Justiz: Von der Party in die Präventivhaft

Nr. 40 –

Die Ermittlungen gegen einen seit vier Monaten inhaftierten Politaktivisten werfen ein schiefes Licht auf die Stadtbasler Staatsanwaltschaft. Die Untersuchungshaft dauert aussergewöhnlich lange, die Gründe sind zweifelhaft, und die Frage der Befangenheit steht im Raum.

2. Juni 2012, 23.20 Uhr: Freiraumparty auf dem Basler NT-Areal. Wenige Stunden später wird P. festgenommen.

Am Montagmorgen hätte der 29-jährige P. das Gefängnis verlassen sollen – zumindest für einen Tag. Die Basler Staatsanwaltschaft hatte ihm gestattet, unter Aufsicht von Zivilpolizisten zur Beerdigung seines Grossvaters zu fahren. Doch obwohl man P. frühmorgens aus der Zelle holte, ihn in einen Warteraum führte und der Transport vorbereitet worden war, konnte er das Gebäude nie verlassen. Nachdem er über eine Stunde gewartet hatte, sagte man ihm, die Beerdigung finde erst nachmittags statt. Aber als P. am Nachmittag bereitstand, konnte er das Gefängnis wieder nicht verlassen. Die Trauerfeier, teilte man ihm mit, habe leider bereits am Morgen stattgefunden.
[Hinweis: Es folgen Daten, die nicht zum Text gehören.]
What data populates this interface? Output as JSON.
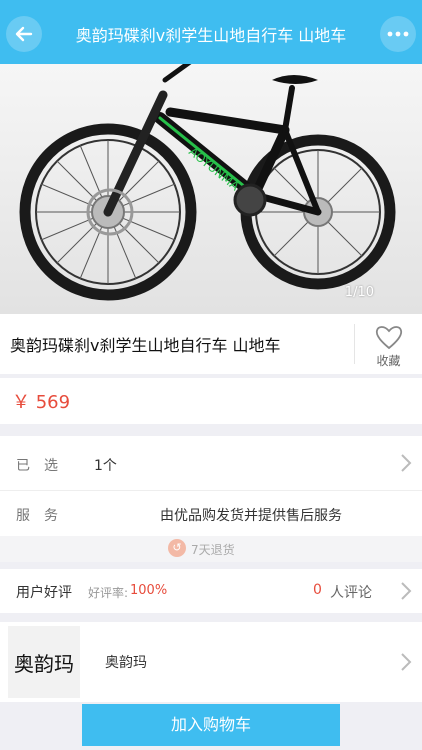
{
  "header": {
    "title": "奥韵玛碟刹v刹学生山地自行车 山地车",
    "back_icon": "arrow-left-icon",
    "more_icon": "more-dots-icon",
    "accent": "#3fbdf0"
  },
  "gallery": {
    "pager": "1/10",
    "frame_brand": "AOYUNMA"
  },
  "product": {
    "name": "奥韵玛碟刹v刹学生山地自行车 山地车",
    "favorite_label": "收藏",
    "price": "￥ 569",
    "price_color": "#e74c3c"
  },
  "selection": {
    "label": "已选",
    "value": "1个"
  },
  "service": {
    "label": "服务",
    "value": "由优品购发货并提供售后服务",
    "returns": "7天退货"
  },
  "reviews": {
    "title": "用户好评",
    "rate_label": "好评率:",
    "rate_value": "100%",
    "count": "0",
    "count_suffix": "人评论"
  },
  "brand": {
    "logo_text": "奥韵玛",
    "name": "奥韵玛"
  },
  "actions": {
    "add_to_cart": "加入购物车"
  }
}
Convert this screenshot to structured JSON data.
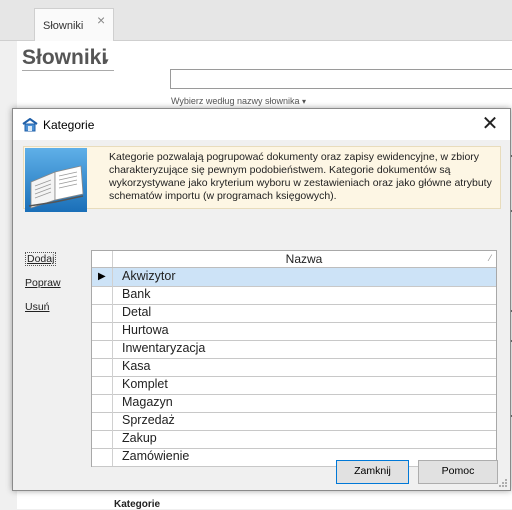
{
  "background": {
    "tab_label": "Słowniki",
    "tab_close": "×",
    "title": "Słowniki",
    "title_caret": "▾",
    "hint": "Wybierz według nazwy słownika",
    "hint_caret": "▾",
    "bottom_label": "Kategorie"
  },
  "dialog": {
    "title": "Kategorie",
    "close_symbol": "✕",
    "info_text": "Kategorie pozwalają pogrupować dokumenty oraz zapisy ewidencyjne, w zbiory charakteryzujące się pewnym podobieństwem. Kategorie dokumentów są wykorzystywane jako kryterium wyboru w zestawieniach oraz jako główne atrybuty schematów importu (w programach księgowych).",
    "actions": {
      "add": "Dodaj",
      "edit": "Popraw",
      "delete": "Usuń"
    },
    "grid": {
      "column_header": "Nazwa",
      "sort_glyph": "⁄",
      "selected_indicator": "▶",
      "rows": [
        "Akwizytor",
        "Bank",
        "Detal",
        "Hurtowa",
        "Inwentaryzacja",
        "Kasa",
        "Komplet",
        "Magazyn",
        "Sprzedaż",
        "Zakup",
        "Zamówienie"
      ],
      "selected_index": 0
    },
    "buttons": {
      "close": "Zamknij",
      "help": "Pomoc"
    }
  },
  "colors": {
    "selection": "#cde3f7",
    "info_background": "#fdf6e4",
    "default_button_border": "#0078d7"
  }
}
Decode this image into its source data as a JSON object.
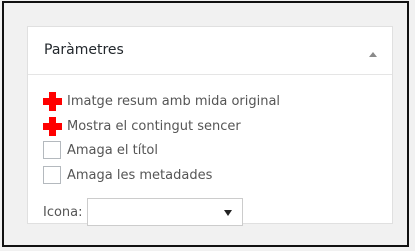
{
  "panel": {
    "title": "Paràmetres",
    "toggle_icon": "triangle-up-icon"
  },
  "options": [
    {
      "label": "Imatge resum amb mida original",
      "checked": true
    },
    {
      "label": "Mostra el contingut sencer",
      "checked": true
    },
    {
      "label": "Amaga el títol",
      "checked": false
    },
    {
      "label": "Amaga les metadades",
      "checked": false
    }
  ],
  "icon_select": {
    "label": "Icona:",
    "value": "",
    "arrow_icon": "caret-down-icon"
  },
  "colors": {
    "marker": "#ff0000",
    "frame": "#111111"
  }
}
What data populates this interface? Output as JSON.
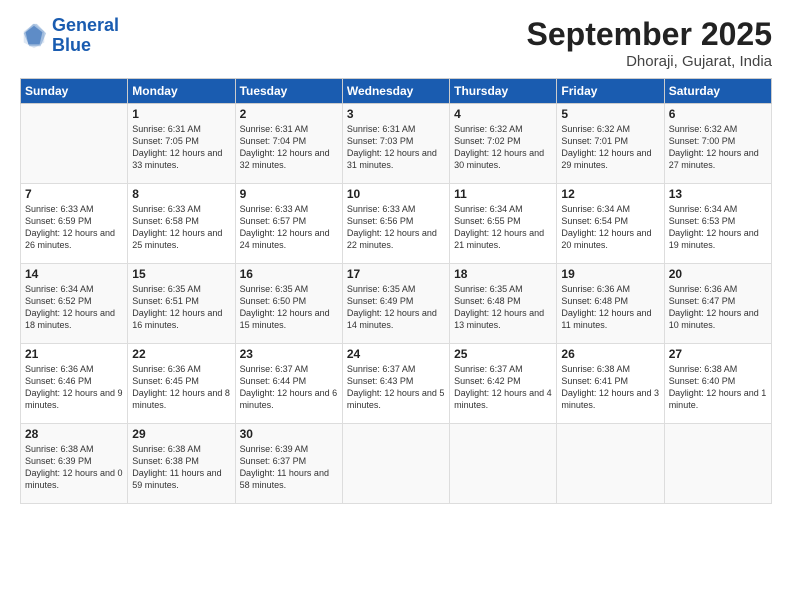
{
  "header": {
    "logo_line1": "General",
    "logo_line2": "Blue",
    "month": "September 2025",
    "location": "Dhoraji, Gujarat, India"
  },
  "days_of_week": [
    "Sunday",
    "Monday",
    "Tuesday",
    "Wednesday",
    "Thursday",
    "Friday",
    "Saturday"
  ],
  "weeks": [
    [
      {
        "day": "",
        "sunrise": "",
        "sunset": "",
        "daylight": ""
      },
      {
        "day": "1",
        "sunrise": "Sunrise: 6:31 AM",
        "sunset": "Sunset: 7:05 PM",
        "daylight": "Daylight: 12 hours and 33 minutes."
      },
      {
        "day": "2",
        "sunrise": "Sunrise: 6:31 AM",
        "sunset": "Sunset: 7:04 PM",
        "daylight": "Daylight: 12 hours and 32 minutes."
      },
      {
        "day": "3",
        "sunrise": "Sunrise: 6:31 AM",
        "sunset": "Sunset: 7:03 PM",
        "daylight": "Daylight: 12 hours and 31 minutes."
      },
      {
        "day": "4",
        "sunrise": "Sunrise: 6:32 AM",
        "sunset": "Sunset: 7:02 PM",
        "daylight": "Daylight: 12 hours and 30 minutes."
      },
      {
        "day": "5",
        "sunrise": "Sunrise: 6:32 AM",
        "sunset": "Sunset: 7:01 PM",
        "daylight": "Daylight: 12 hours and 29 minutes."
      },
      {
        "day": "6",
        "sunrise": "Sunrise: 6:32 AM",
        "sunset": "Sunset: 7:00 PM",
        "daylight": "Daylight: 12 hours and 27 minutes."
      }
    ],
    [
      {
        "day": "7",
        "sunrise": "Sunrise: 6:33 AM",
        "sunset": "Sunset: 6:59 PM",
        "daylight": "Daylight: 12 hours and 26 minutes."
      },
      {
        "day": "8",
        "sunrise": "Sunrise: 6:33 AM",
        "sunset": "Sunset: 6:58 PM",
        "daylight": "Daylight: 12 hours and 25 minutes."
      },
      {
        "day": "9",
        "sunrise": "Sunrise: 6:33 AM",
        "sunset": "Sunset: 6:57 PM",
        "daylight": "Daylight: 12 hours and 24 minutes."
      },
      {
        "day": "10",
        "sunrise": "Sunrise: 6:33 AM",
        "sunset": "Sunset: 6:56 PM",
        "daylight": "Daylight: 12 hours and 22 minutes."
      },
      {
        "day": "11",
        "sunrise": "Sunrise: 6:34 AM",
        "sunset": "Sunset: 6:55 PM",
        "daylight": "Daylight: 12 hours and 21 minutes."
      },
      {
        "day": "12",
        "sunrise": "Sunrise: 6:34 AM",
        "sunset": "Sunset: 6:54 PM",
        "daylight": "Daylight: 12 hours and 20 minutes."
      },
      {
        "day": "13",
        "sunrise": "Sunrise: 6:34 AM",
        "sunset": "Sunset: 6:53 PM",
        "daylight": "Daylight: 12 hours and 19 minutes."
      }
    ],
    [
      {
        "day": "14",
        "sunrise": "Sunrise: 6:34 AM",
        "sunset": "Sunset: 6:52 PM",
        "daylight": "Daylight: 12 hours and 18 minutes."
      },
      {
        "day": "15",
        "sunrise": "Sunrise: 6:35 AM",
        "sunset": "Sunset: 6:51 PM",
        "daylight": "Daylight: 12 hours and 16 minutes."
      },
      {
        "day": "16",
        "sunrise": "Sunrise: 6:35 AM",
        "sunset": "Sunset: 6:50 PM",
        "daylight": "Daylight: 12 hours and 15 minutes."
      },
      {
        "day": "17",
        "sunrise": "Sunrise: 6:35 AM",
        "sunset": "Sunset: 6:49 PM",
        "daylight": "Daylight: 12 hours and 14 minutes."
      },
      {
        "day": "18",
        "sunrise": "Sunrise: 6:35 AM",
        "sunset": "Sunset: 6:48 PM",
        "daylight": "Daylight: 12 hours and 13 minutes."
      },
      {
        "day": "19",
        "sunrise": "Sunrise: 6:36 AM",
        "sunset": "Sunset: 6:48 PM",
        "daylight": "Daylight: 12 hours and 11 minutes."
      },
      {
        "day": "20",
        "sunrise": "Sunrise: 6:36 AM",
        "sunset": "Sunset: 6:47 PM",
        "daylight": "Daylight: 12 hours and 10 minutes."
      }
    ],
    [
      {
        "day": "21",
        "sunrise": "Sunrise: 6:36 AM",
        "sunset": "Sunset: 6:46 PM",
        "daylight": "Daylight: 12 hours and 9 minutes."
      },
      {
        "day": "22",
        "sunrise": "Sunrise: 6:36 AM",
        "sunset": "Sunset: 6:45 PM",
        "daylight": "Daylight: 12 hours and 8 minutes."
      },
      {
        "day": "23",
        "sunrise": "Sunrise: 6:37 AM",
        "sunset": "Sunset: 6:44 PM",
        "daylight": "Daylight: 12 hours and 6 minutes."
      },
      {
        "day": "24",
        "sunrise": "Sunrise: 6:37 AM",
        "sunset": "Sunset: 6:43 PM",
        "daylight": "Daylight: 12 hours and 5 minutes."
      },
      {
        "day": "25",
        "sunrise": "Sunrise: 6:37 AM",
        "sunset": "Sunset: 6:42 PM",
        "daylight": "Daylight: 12 hours and 4 minutes."
      },
      {
        "day": "26",
        "sunrise": "Sunrise: 6:38 AM",
        "sunset": "Sunset: 6:41 PM",
        "daylight": "Daylight: 12 hours and 3 minutes."
      },
      {
        "day": "27",
        "sunrise": "Sunrise: 6:38 AM",
        "sunset": "Sunset: 6:40 PM",
        "daylight": "Daylight: 12 hours and 1 minute."
      }
    ],
    [
      {
        "day": "28",
        "sunrise": "Sunrise: 6:38 AM",
        "sunset": "Sunset: 6:39 PM",
        "daylight": "Daylight: 12 hours and 0 minutes."
      },
      {
        "day": "29",
        "sunrise": "Sunrise: 6:38 AM",
        "sunset": "Sunset: 6:38 PM",
        "daylight": "Daylight: 11 hours and 59 minutes."
      },
      {
        "day": "30",
        "sunrise": "Sunrise: 6:39 AM",
        "sunset": "Sunset: 6:37 PM",
        "daylight": "Daylight: 11 hours and 58 minutes."
      },
      {
        "day": "",
        "sunrise": "",
        "sunset": "",
        "daylight": ""
      },
      {
        "day": "",
        "sunrise": "",
        "sunset": "",
        "daylight": ""
      },
      {
        "day": "",
        "sunrise": "",
        "sunset": "",
        "daylight": ""
      },
      {
        "day": "",
        "sunrise": "",
        "sunset": "",
        "daylight": ""
      }
    ]
  ]
}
Der Vorfall tönt nach Schikane, die Staatsanwaltschaft spricht von einem «bedauerlichen Missverständnis» und hat sich beim Betroffenen entschuldigt. Doch der Vorfall erzählt einiges über den Fall des Politaktivisten P., gegen den die Basler Staatsanwaltschaft seit vier Monaten eine Untersuchung führt, nachdem dieser an einer unbewilligten Party auf dem NT-Areal festgenommen wurde.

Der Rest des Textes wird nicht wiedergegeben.